N'est-ce pas là un poëme à la fois merveilleux, philosophique, populaire, qui s'empare d'avance de toutes les imaginations dont le poëte épique chercherait vainement à s'emparer après celui-là? La place n'est-elle pas prise? Poëme immense qui commence par une pastorale dans un ciel terrestre, qui se poursuit par des épithalames comme le Cantique des cantiques, par des élégies dans les Psaumes de David, par des odes dans les versets des prophètes, par une tragédie dans l'holocauste d'une victime pure sur le Golgotha, et dans des apothéoses dans le ciel final des esprits!... En sorte que toute l'humanité naissante, déchue, gémissante, priante, chancelante, vivante, morte, ressuscitée, est contenue et exprimée dans cette épopée des races hébraïques; que le prêtre et le poëte n'est qu'un seul homme pour les peuples de cette théogonie; et que toutes les fois que le peuple assiste à ses mystères dans les temples, il entend le pontife réciter ses annales, chanter ses hymnes, commémorer ses drames, et qu'il assiste ainsi à sa propre épopée en action! Quel rôle reste-t-il au merveilleux des poëtes épiques dans des contrées où l'on apprend par cœur ce livre aux générations qui se renouvellent, pendant que le lait des mères coule encore sur les lèvres des enfants?

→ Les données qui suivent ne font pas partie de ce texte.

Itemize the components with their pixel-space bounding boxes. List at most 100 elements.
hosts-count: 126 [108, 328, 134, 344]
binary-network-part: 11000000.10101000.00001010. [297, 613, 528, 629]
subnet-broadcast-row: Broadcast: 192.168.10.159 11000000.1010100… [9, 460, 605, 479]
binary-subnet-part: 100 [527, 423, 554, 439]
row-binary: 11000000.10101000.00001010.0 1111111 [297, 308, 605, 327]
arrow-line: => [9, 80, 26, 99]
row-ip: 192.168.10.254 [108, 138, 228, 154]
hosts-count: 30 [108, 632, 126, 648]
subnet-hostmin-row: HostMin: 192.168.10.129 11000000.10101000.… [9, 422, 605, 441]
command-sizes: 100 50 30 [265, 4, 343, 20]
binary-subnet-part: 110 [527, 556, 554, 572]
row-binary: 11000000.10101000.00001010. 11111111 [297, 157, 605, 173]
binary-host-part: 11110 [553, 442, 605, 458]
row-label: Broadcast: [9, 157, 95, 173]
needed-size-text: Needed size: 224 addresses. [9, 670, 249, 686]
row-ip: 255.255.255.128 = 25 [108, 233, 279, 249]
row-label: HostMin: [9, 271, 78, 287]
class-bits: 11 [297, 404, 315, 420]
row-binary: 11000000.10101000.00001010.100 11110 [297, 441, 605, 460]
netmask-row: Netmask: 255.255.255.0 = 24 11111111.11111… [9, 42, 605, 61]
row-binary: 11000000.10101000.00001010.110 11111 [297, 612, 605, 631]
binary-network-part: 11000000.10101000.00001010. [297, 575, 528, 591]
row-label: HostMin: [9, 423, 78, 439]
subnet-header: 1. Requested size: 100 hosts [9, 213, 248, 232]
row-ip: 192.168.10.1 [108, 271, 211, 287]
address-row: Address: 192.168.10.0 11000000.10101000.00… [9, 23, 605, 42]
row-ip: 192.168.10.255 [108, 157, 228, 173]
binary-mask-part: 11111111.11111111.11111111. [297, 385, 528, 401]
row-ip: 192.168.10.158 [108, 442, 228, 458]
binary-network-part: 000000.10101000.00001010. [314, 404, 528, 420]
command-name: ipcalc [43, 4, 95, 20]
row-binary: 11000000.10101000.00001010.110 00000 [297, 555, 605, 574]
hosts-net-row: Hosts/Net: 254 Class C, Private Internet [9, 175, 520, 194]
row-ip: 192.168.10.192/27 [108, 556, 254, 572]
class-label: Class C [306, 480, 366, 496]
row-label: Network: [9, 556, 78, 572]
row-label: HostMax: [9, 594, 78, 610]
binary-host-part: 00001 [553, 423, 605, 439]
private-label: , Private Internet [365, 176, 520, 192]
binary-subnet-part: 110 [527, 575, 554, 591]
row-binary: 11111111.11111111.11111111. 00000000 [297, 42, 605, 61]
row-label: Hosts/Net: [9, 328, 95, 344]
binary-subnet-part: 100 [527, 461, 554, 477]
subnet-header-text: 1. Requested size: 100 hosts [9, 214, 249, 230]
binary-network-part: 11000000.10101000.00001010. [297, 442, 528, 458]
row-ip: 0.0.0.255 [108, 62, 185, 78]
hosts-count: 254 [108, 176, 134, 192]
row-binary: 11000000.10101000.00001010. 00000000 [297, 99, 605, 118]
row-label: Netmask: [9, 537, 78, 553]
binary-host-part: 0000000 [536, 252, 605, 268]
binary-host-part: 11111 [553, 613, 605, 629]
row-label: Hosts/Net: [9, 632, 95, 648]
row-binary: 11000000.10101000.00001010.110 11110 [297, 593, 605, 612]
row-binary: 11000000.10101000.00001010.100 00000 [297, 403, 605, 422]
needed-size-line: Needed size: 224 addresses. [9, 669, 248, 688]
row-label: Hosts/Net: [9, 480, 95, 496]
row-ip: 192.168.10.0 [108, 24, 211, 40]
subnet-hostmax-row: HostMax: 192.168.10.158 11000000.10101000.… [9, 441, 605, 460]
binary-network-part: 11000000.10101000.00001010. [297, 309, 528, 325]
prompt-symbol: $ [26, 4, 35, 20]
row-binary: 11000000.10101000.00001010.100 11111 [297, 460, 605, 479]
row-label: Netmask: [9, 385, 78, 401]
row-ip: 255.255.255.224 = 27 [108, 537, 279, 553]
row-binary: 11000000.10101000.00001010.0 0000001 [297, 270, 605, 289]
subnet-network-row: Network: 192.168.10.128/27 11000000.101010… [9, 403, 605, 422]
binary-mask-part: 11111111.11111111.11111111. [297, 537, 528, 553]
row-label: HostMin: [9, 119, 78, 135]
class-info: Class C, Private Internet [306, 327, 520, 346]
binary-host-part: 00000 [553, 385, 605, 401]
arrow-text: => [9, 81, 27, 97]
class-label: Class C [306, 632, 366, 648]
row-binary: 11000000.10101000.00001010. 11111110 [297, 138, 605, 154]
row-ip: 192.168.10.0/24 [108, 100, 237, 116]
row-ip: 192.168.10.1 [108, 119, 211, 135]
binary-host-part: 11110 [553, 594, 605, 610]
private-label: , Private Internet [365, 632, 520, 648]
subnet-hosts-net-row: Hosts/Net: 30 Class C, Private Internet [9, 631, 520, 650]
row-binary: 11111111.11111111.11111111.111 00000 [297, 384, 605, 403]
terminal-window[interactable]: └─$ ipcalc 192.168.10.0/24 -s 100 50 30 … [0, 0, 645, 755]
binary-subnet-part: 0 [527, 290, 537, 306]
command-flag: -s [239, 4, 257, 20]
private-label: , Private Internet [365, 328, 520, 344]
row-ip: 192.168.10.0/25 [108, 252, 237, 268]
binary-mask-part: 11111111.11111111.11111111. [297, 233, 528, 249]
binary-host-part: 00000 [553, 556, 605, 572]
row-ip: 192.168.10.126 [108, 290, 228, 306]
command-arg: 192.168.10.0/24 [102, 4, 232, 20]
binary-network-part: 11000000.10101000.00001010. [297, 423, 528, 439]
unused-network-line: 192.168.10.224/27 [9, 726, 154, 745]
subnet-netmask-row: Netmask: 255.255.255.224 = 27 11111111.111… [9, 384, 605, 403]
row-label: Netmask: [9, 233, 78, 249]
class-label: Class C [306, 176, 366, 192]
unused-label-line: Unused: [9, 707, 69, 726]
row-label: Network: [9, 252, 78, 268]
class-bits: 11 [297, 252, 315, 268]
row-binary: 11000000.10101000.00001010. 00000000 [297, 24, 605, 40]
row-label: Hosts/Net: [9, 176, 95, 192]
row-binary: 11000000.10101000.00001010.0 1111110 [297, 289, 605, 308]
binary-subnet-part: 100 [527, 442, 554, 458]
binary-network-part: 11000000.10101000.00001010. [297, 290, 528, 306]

N'accusons donc pas l'Europe moderne de n'avoir pas de poëme épique. Ce n'est pas la faute de sa poésie, c'est la conséquence de sa Bible, plus poétique et plus merveilleuse que ses poëmes. Il n'y a dans ce fait aucun symptôme de dépérissement de son génie ni de stérilité dans sa séve; il y a, au contraire, le symptôme d'une soif d'infini et de merveilleux qui atteste la jeunesse d'imagination dans les peuples. Nous reviendrons l'année prochaine sur ce sujet, quand nous étudierons littérairement, et non théologiquement, les poëmes hébraïques dans la Bible: Bossuet lui-même les a étudiés à ce point de vue.
VII
Nous convenons néanmoins, avec ceux qui signalent en ce moment une certaine stérilité momentanée dans le génie littéraire de l'Europe moderne, qu'en effet ce génie semble non pas décroître, mais se reposer comme d'une trop énergique production d'hommes et d'œuvres, depuis la mort de Gœthe, de Schiller, de Klopstock en Allemagne, et depuis la mort de Byron, de Walter Scott, de Fox, de Pitt, de Canning, de Sheridan, de Peel en Angleterre. Ces poëtes, ces orateurs, ces hommes d'État, bien que remplacés sur les trois scènes par des hommes qui soutiennent le nom de leur patrie, semblent avoir épuisé pour un temps la prodigieuse fécondité de l'esprit humain dans le commencement de ce siècle. Il y a des saisons pour ces grands phénomènes de végétation intellectuelle comme pour les plantes. Oui, quand on jette un regard sur les États de l'Europe moderne aujourd'hui, on se demande en vain où sont les hommes qu'ont vus nos pères ou que nous avons vus nous-même dans notre jeunesse? Où sont ces noms qui remplissaient l'oreille dans la poésie, dans l'éloquence, à la tribune, dans les conseils des peuples ou des rois? Qui est-ce qui dépasse aujourd'hui du front la taille ordinaire, en Russie, en Prusse (excepté pourtant Humboldt, qui vit encore), en Allemagne, en Angleterre? Est-ce qu'il n'y a pas une grande lacune, non pas dans les masses, mais dans les supériorités? Est-ce qu'on ne dirait pas que toutes les étoiles de première grandeur de ces groupes de l'Europe ont pâli tout à coup et n'ont été remplacées que par des reflets affaiblis de leur splendeur nationale?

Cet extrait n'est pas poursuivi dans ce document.